A aposentada de botinha chinesa

Foto: Ana Paula Fonseca/Divulgação

Se aqueles anos de dureza profissional sugavam suas forças intelectuais, a espera da aposentadoria exauria sua paciência. De um lado a propaganda oficial do Instituto Nacional do Seguro Social, dizendo que se aposentar era fácil. De outro lado, debates acalorados do governo dizendo que haveria mudanças na previdência. A realidade da dona Margarida era outra. Já passava dos 65 anos e estava literalmente falida. Sem dinheiro e sem emprego. Sua carteira profissional começava a cheirar mofo.

Esperou cinco longos anos para juntar a papelada da aposentadoria. Mas esta se distanciava dela a olhos vistos. Achava que seu histórico profissional estava travado no tal computador do INSS. Ou que, talvez, algum empregador esquecesse dela na hora de computar seus anos de contribuição. A espera era longa. Mas, enfim, após inúmeras madrugadas em filas atrás de senhas para as entrevistas, aposentou-se. Depois, ironicamente, pensou em fazer hidroginástica. Como uma compensação para a energia gasta.

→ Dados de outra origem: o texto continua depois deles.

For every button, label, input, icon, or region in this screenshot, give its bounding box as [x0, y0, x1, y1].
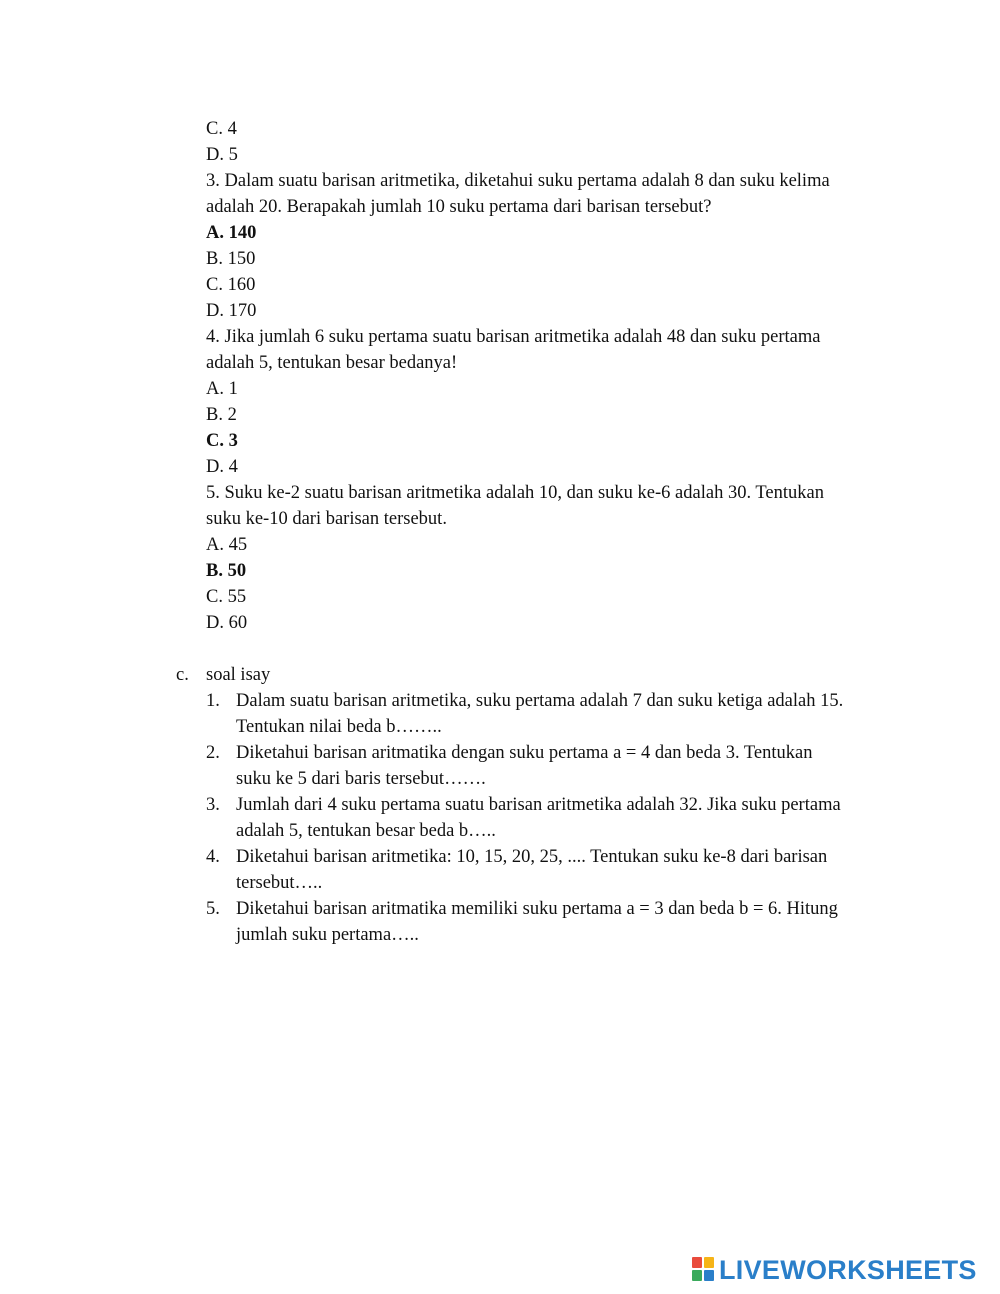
option-d: D. 5 [206, 145, 238, 165]
essay-item-text: Diketahui barisan aritmatika dengan suku pertama a = 4 dan beda 3. Tentukan [236, 743, 813, 763]
option-c: C. 4 [206, 119, 237, 139]
essay-item-text-cont: tersebut….. [236, 873, 323, 893]
logo-text: LIVEWORKSHEETS [719, 1255, 977, 1285]
question-4-option-b: B. 2 [206, 405, 237, 425]
question-5-option-b-answer: B. 50 [206, 561, 247, 581]
essay-item-number: 5. [206, 899, 220, 919]
question-4-text-cont: adalah 5, tentukan besar bedanya! [206, 353, 458, 373]
essay-item-number: 2. [206, 743, 220, 763]
liveworksheets-mark-icon [692, 1257, 716, 1283]
section-title: soal isay [206, 665, 271, 685]
logo-square [704, 1270, 714, 1281]
question-3-option-a-answer: A. 140 [206, 223, 257, 243]
essay-item-text: Diketahui barisan aritmetika: 10, 15, 20, 25, .... Tentukan suku ke-8 dari barisan [236, 847, 828, 867]
question-4-text: 4. Jika jumlah 6 suku pertama suatu barisan aritmetika adalah 48 dan suku pertama [206, 327, 821, 347]
essay-item-text: Jumlah dari 4 suku pertama suatu barisan aritmetika adalah 32. Jika suku pertama [236, 795, 841, 815]
question-5-text-cont: suku ke-10 dari barisan tersebut. [206, 509, 447, 529]
essay-item-number: 1. [206, 691, 220, 711]
essay-item-number: 3. [206, 795, 220, 815]
question-5-option-c: C. 55 [206, 587, 247, 607]
essay-item-text-cont: adalah 5, tentukan besar beda b….. [236, 821, 496, 841]
question-3-text: 3. Dalam suatu barisan aritmetika, diketahui suku pertama adalah 8 dan suku kelima [206, 171, 830, 191]
question-3-option-c: C. 160 [206, 275, 256, 295]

Parecia que a aposentadoria rimava com exercícios na água. Espantaria o tédio e manteria seu corpo em forma. Em mentalizações continuava a pensar em preservar a saúde. Que, aliás, louvando Deus e sua genética, ela tinha. Para nadar, inclusive. Dona Margarida cuidava da alimentação, não tinha vícios e dormia cedo. Lépida e faceira, aguardou o dia do primeiro pagamento como aposentada.

O cartão magnético retirado no banco dias antes, era da cor branca. Assim como seu saldo bancário anterior. Uma fila tranquila e especial a aguardava. Sem empurra-empurra. Só para aposentados. Foi rapidinho. Num “tec-tec” o dinheiro foi surgindo, animando a dona Margarida. Ela pensava em sair dali direto para umas compras no shopping center mais próximo para tirar o atraso.

Sentaria num café, suspiraria e faria seu plano de voo. Ou, quem sabe, usaria o dinheiro para saldar dívidas. Adquiridas no tempo das vacas magras. Pela rua, avistou uma loja com bela vitrine de calçados. Amou tudo que viu. Tênis branquinhos e sapatilhas confortáveis. Mas a aposentadoria não era assim tão polpuda. A compra deveria ser mínima e bem planejada. Decidiu comprar apenas uma botinha. Que era forrada, com botão, um mimo.

Chegou em casa e com mais calma leu a etiqueta:”Made in China”. Conferiu o que ouvia falar nos debates no rádio e na televisão. “O mercado dos sapatos chineses invadiu o Rio Grande do Sul”. Compensa lá, descompensa aqui, dona Margarida queria ficar com os pés quentes. Pois de economia e mercado internacional, não entendia bem. E, agora, mais alegre do que nunca. Está quase entendendo a confusa e demorada aposentadoria do INSS. E desfilando em dias de outono, pela Rua da Praia, no centro de Porto Alegre, com suas insuperáveis e úteis, botinhas chinesas.